For readers who think of a meatless meal as a living nightmare, there is always Argentina - the undisputed capital of meat. Its citizens consume a tonnage of flesh per head that puts even the Americans in the shade. Still, with beef as fine as theirs, it's no wonder the Argentines are partial to the odd steak or three. The meat from the cattle reared on their vast pampas is especially lean and flavoursome, unsurprising given the livestock's freedom to roam and year-round diet of lush grass and corn. There's no particular town or region which acts as a meat lover's destination - the whole of Argentina is a year-round beef frenzy - but the type of restaurant to look out for is an asado, a barbecue which specialises in long, slow cooking of meat over coals. Often eating beef twice a day, Argentina's diners are extremely discriminating and any asado that doesn't guarantee tender flavourful meat with a good balance between salty crust and rose-pink interior soon goes under. While succulent steaks are the obvious draw, don't miss out on creamy, rich mollejas (sweetbreads) or tender Uruguayan baby goat. While vegetables are also of a good standard, non-meat-eaters may find themselves getting bored of the standard pasta and gnocchi pretty quickly.

The excellence of Tokyo's restaurants has been an open secret among gourmets for years, but the accolades the city won in last year's Michelin Guide have blown the lid off that secret and caused a Japan-ward stampede among food lovers keen to find out what all the fuss is about.

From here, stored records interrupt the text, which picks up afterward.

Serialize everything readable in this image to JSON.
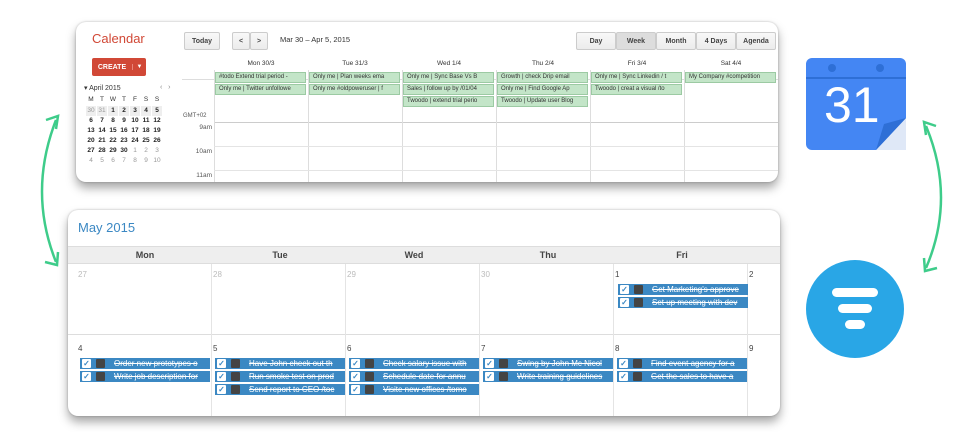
{
  "top": {
    "title": "Calendar",
    "today": "Today",
    "prev": "<",
    "next": ">",
    "range": "Mar 30 – Apr 5, 2015",
    "views": [
      "Day",
      "Week",
      "Month",
      "4 Days",
      "Agenda"
    ],
    "create": "CREATE",
    "create_caret": "▼",
    "mini_month": "April 2015",
    "mini_headers": [
      "M",
      "T",
      "W",
      "T",
      "F",
      "S",
      "S"
    ],
    "mini_rows": [
      [
        "30",
        "31",
        "1",
        "2",
        "3",
        "4",
        "5"
      ],
      [
        "6",
        "7",
        "8",
        "9",
        "10",
        "11",
        "12"
      ],
      [
        "13",
        "14",
        "15",
        "16",
        "17",
        "18",
        "19"
      ],
      [
        "20",
        "21",
        "22",
        "23",
        "24",
        "25",
        "26"
      ],
      [
        "27",
        "28",
        "29",
        "30",
        "1",
        "2",
        "3"
      ],
      [
        "4",
        "5",
        "6",
        "7",
        "8",
        "9",
        "10"
      ]
    ],
    "days": [
      "Mon 30/3",
      "Tue 31/3",
      "Wed 1/4",
      "Thu 2/4",
      "Fri 3/4",
      "Sat 4/4"
    ],
    "timezone": "GMT+02",
    "times": [
      "9am",
      "10am",
      "11am"
    ],
    "events": [
      [
        "#todo Extend trial period -",
        "Only me | Twitter unfollowe"
      ],
      [
        "Only me | Plan weeks ema",
        "Only me #oldpoweruser | f"
      ],
      [
        "Only me | Sync Base Vs B",
        "Sales | follow up by /01/04",
        "Twoodo | extend trial perio"
      ],
      [
        "Growth | check Drip email",
        "Only me | Find Google Ap",
        "Twoodo | Update user Blog"
      ],
      [
        "Only me | Sync Linkedin / t",
        "Twoodo | creat a visual /to"
      ],
      [
        "My Company #competition"
      ]
    ]
  },
  "bottom": {
    "month": "May 2015",
    "weekdays": [
      "Mon",
      "Tue",
      "Wed",
      "Thu",
      "Fri"
    ],
    "week1_days": [
      "27",
      "28",
      "29",
      "30",
      "1",
      "2"
    ],
    "week2_days": [
      "4",
      "5",
      "6",
      "7",
      "8",
      "9"
    ],
    "fri1_tasks": [
      "Get Marketing's approve",
      "Set up meeting with dev"
    ],
    "week2_tasks": [
      [
        "Order new prototypes o",
        "Write job description for"
      ],
      [
        "Have John check out th",
        "Run smoke test on prod",
        "Send report to CEO /toc"
      ],
      [
        "Check salary issue with",
        "Schedule date for annu",
        "Visite new offices /tomo"
      ],
      [
        "Swing by John Mc Nicol",
        "Write training guidelines"
      ],
      [
        "Find event agency for a",
        "Get the sales to have a"
      ]
    ]
  },
  "colors": {
    "gcal_blue": "#4486f3",
    "twoodo_blue": "#29a6e6",
    "arrow_green": "#3ecc8a",
    "task_blue": "#3b88c3",
    "event_green": "#c3e5c8"
  },
  "icons": [
    "google-calendar-icon",
    "twoodo-filter-icon",
    "sync-arrow-icon"
  ],
  "gcal_icon_text": "31"
}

In its first look at Japan's capital, the world's restaurant bible awarded at least one Michelin star to a gobsmacking 150 establishments - that's more than in Paris and London combined - making the city's dining scene the world's starriest by a long way. In a city with a staggering 190,000 restaurants (new York has just 23,000 by comparison), there's something for every taste. While it's arguably the best place to experience the exquisite subtleties of kaiseki (Japanese haute cuisine), Tokyo also offers superb cooking at izakayas (inns selling tapas-like nibbles), noodle shops and even basic holes in the wall. The extreme specialisation typical of the Japanese dining scene makes the place doubly fascinating: you often find restaurants focusing on one specific dish, such as eel, tempura or even mayonnaise. It may sound a little odd, but you certainly won't find it in Abu Dhabi.